Der große Saal des SchauSpielHaus Hamburg verwandelte sich wieder in das dunkle Kellerloch mit Kochniesche, in dem sich Erna, Grete und Mariedl versammeln, um über Gott und die Welt herzuziehen. Sie haben zu allem eine Meinung und regieren ihre Behausung mit Nachdruck – sie sind “Die Präsidentinnen”. 

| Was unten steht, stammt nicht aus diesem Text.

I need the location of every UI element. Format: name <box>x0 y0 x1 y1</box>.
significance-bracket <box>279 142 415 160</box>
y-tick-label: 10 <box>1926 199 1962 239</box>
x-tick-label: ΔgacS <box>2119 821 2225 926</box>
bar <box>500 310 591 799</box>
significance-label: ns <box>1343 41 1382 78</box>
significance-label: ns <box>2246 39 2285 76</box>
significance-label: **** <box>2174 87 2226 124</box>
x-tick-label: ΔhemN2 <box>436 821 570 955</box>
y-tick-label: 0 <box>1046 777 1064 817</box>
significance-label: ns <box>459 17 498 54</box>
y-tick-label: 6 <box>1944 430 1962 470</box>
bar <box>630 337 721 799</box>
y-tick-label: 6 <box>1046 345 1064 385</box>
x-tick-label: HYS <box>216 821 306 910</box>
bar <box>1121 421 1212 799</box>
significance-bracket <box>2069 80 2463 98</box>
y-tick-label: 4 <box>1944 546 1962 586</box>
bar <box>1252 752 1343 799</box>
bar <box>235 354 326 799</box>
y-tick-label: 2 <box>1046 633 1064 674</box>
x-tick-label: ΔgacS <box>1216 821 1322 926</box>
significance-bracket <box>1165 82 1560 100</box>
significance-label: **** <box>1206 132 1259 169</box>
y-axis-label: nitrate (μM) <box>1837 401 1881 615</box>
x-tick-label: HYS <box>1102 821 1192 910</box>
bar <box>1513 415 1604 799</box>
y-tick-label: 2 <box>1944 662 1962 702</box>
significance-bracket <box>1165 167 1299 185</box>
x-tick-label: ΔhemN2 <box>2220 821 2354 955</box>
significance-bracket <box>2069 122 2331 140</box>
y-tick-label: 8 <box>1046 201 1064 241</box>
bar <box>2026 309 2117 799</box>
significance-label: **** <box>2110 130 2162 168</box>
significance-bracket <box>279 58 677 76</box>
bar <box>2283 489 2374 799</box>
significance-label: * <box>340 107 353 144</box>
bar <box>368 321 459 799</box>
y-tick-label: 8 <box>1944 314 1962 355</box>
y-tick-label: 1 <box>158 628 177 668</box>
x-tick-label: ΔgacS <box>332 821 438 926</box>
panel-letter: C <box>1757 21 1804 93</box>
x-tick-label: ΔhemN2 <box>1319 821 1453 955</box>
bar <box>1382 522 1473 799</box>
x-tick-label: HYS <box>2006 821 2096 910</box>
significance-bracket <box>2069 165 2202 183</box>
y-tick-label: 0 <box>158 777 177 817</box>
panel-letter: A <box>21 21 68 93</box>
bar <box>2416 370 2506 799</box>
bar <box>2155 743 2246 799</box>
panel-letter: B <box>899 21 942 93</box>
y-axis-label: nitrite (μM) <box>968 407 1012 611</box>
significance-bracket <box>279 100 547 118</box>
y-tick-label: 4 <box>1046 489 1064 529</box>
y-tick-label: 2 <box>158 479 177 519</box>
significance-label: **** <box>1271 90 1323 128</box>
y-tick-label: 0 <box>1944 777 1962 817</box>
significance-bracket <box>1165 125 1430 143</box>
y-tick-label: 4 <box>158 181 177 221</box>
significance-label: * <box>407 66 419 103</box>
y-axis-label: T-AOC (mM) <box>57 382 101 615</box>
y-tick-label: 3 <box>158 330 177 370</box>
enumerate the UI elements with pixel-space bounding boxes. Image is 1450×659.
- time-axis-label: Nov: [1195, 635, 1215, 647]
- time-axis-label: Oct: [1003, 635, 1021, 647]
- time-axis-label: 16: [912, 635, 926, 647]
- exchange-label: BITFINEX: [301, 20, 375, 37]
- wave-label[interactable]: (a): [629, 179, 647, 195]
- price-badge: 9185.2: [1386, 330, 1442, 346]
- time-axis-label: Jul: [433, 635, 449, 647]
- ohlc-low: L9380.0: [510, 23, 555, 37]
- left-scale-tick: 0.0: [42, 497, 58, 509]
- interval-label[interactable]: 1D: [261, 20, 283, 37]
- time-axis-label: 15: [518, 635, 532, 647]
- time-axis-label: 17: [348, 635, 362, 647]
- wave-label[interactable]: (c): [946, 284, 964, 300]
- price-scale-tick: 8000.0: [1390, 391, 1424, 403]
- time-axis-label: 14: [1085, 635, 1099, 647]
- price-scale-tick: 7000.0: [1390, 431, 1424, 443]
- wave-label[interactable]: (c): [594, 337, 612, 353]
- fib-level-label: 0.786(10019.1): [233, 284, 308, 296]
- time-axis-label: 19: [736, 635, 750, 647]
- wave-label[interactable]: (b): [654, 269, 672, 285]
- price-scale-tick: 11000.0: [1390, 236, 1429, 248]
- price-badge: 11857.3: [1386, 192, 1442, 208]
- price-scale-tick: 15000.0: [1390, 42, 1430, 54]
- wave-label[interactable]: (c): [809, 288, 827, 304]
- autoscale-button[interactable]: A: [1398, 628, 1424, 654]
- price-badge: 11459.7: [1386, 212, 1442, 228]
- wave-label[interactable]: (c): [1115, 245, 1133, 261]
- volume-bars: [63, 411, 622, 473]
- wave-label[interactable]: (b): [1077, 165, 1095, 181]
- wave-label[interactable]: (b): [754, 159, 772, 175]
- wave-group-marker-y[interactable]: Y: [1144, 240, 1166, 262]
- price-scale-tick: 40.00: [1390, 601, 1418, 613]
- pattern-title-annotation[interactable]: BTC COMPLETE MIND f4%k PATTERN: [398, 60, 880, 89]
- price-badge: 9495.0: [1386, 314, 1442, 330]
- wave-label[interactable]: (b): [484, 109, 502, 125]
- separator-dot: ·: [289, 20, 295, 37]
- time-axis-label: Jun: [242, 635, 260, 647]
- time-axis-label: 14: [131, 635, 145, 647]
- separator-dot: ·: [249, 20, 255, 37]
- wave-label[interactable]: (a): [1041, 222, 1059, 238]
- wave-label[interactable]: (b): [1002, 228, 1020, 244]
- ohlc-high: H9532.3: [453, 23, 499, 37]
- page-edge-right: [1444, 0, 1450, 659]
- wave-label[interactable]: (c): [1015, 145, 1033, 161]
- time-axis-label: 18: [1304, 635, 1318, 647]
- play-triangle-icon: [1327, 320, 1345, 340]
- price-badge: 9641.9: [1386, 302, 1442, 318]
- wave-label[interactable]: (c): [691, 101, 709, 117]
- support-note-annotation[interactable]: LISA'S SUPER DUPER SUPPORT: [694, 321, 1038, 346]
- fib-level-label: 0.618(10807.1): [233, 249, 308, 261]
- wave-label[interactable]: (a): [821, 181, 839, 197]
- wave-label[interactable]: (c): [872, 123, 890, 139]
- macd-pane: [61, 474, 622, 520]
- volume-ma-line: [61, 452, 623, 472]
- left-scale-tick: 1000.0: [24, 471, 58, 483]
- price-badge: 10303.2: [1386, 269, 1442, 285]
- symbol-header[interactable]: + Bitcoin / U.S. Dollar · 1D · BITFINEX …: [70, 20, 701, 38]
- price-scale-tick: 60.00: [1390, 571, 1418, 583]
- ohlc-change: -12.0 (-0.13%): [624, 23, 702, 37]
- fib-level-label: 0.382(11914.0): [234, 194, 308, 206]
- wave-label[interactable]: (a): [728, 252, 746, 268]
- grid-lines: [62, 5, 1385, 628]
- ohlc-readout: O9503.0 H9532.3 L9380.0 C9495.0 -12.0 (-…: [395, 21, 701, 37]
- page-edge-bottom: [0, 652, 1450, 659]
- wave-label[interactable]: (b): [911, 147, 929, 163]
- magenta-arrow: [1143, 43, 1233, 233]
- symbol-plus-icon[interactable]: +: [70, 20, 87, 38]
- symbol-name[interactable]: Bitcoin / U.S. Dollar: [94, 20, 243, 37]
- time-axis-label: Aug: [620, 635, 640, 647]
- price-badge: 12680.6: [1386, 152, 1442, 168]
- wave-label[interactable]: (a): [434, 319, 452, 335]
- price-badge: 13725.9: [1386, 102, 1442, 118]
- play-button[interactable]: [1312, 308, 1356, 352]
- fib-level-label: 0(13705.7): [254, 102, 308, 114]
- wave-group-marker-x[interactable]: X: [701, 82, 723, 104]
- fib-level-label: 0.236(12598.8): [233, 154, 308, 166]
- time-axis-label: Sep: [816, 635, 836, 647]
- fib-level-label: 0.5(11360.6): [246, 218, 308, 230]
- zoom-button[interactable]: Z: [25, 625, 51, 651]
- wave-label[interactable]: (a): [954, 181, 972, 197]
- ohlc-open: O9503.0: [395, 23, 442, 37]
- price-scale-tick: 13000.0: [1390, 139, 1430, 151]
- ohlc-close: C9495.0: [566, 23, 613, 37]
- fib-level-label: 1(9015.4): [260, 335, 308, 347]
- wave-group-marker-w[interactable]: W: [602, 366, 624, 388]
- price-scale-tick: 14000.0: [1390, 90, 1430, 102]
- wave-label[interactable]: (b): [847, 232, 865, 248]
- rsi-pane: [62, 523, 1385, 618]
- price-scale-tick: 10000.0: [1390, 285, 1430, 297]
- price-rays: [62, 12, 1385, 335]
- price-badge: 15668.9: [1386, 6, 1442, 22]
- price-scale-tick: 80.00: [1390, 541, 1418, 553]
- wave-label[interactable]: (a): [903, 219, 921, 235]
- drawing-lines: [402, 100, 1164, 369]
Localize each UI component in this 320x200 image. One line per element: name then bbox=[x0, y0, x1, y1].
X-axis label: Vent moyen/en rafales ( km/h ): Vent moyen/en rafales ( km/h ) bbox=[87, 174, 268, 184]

Das Stück von Werner Schwab ist ein Fäkaliendrama. Entsprechend rau geht es auch zu. Während in der Stuttgarter Inszenierung von Amélie Niermeyer die drei Frauen in einem eleganten Wohnzimmer sitzen, triefen Kostüm und Bühnenbild in Hamburg nur so von Schmutz, Dreck und vor allem Schimpfwörtern. Handgreiflichkeiten gehören mit dazu und führen zur Verwüstung des ohnehin schon zugemüllten Bühnenbilds, neben dem eine Marienstatue funkelt. Liebe zu Dackeln und Männern gehören zum festen Repertoir des Textes ebenso dazu wie die Themen des Haushalts und der Berufe. Fernseher- und Rattengeräusche sorgen für eine Geräuschkulisse, die vehement ihre eigenen Szenen unterbricht. 

Teils in Träumerei versunken, teils mit der bitteren Realität konfrontiert, kippt die Stimmung bis in die Gewalttätigkeit hinein. Mariedl wird in der Badewanne erwürgt, ihr Kopf zum Fußball der Müllabfuhr und die Wange von Erna im Streit mit Grete auf die glühende Herdplatte gedrückt. Die Inszenierung legt Wert auf das Ausstülpen der Charaktere. Die Mittel dazu erzeugen Schock und in ihrer Überspitzung Komik. Ihre Figuren bleiben aktuell – nur der Preis im Gegensatz zum Filterkaffee ungewiss.

Zwischen Kunst und Geschmacklosigkeit

Ähnlich dem Leitspruch: Alles für den Dackel, erlangen die Lebensrealitäten der drei Frauen nur Ausdruck in der Überhöhung dessen, was sie täglich beschäftigt. Was als Komödie gedacht ist, balanciert jedoch auf dem schmalen Grad zwischen Kunst und Geschmacklosigkeit – gerade in der Textfassung Werner Schwabs. Was als Einsicht in den Abgrund der Kleinbürgerinnen intendiert ist, provoziert gerade in großen Theaterhäusern die Frage: Wer lacht hier über wen?

Der aus den alltäglichen Gesprächen ausgeklammerte Abort feiert sein Come-Back durch Mariedls selbsternannter Berufung,diese zu reinigen und sexuell-erotische Phantasien darin auszuspielen. Überhaupt ist das Thema Sex unheimlich präsent: nichts wird tabuiersiert, denn es kann überhaupt nichts geben, das nicht auf die Bühne gebracht werden kann. So das Konzept. 

Im Grunde liefert das Stück im Schnelldurchlauf einen Querschnitt dessen, was als wichtig erscheinen mag. Farbfernseher, Nächstenliebe und Dackel-Dressur. Aus dem Saal heraus blickt man auf die kleine Box, in der all das vor sich läuft. Ein Effekt, der nochmals verstärkt wurde, seit das Stück vom deutlich kleineren Malersaal in Hamburg auf die große Bühne gewechselt ist. 

Der Besuch des Wottila, Fleischermeister und Geliebter von Erna, löst Lachen im Publikum aus. Er hat Blumen und ein Kilo Gulaschfleisch dabei. Sorgsam wird dieses Fleisch ausgepackt und eine Lobeshymne auf die ausgewählten Präsente angestimmt. Denn schließlich, so Erna, hat das Gulaschfleisch einen Sinn. Und romantisch sei es obendrein.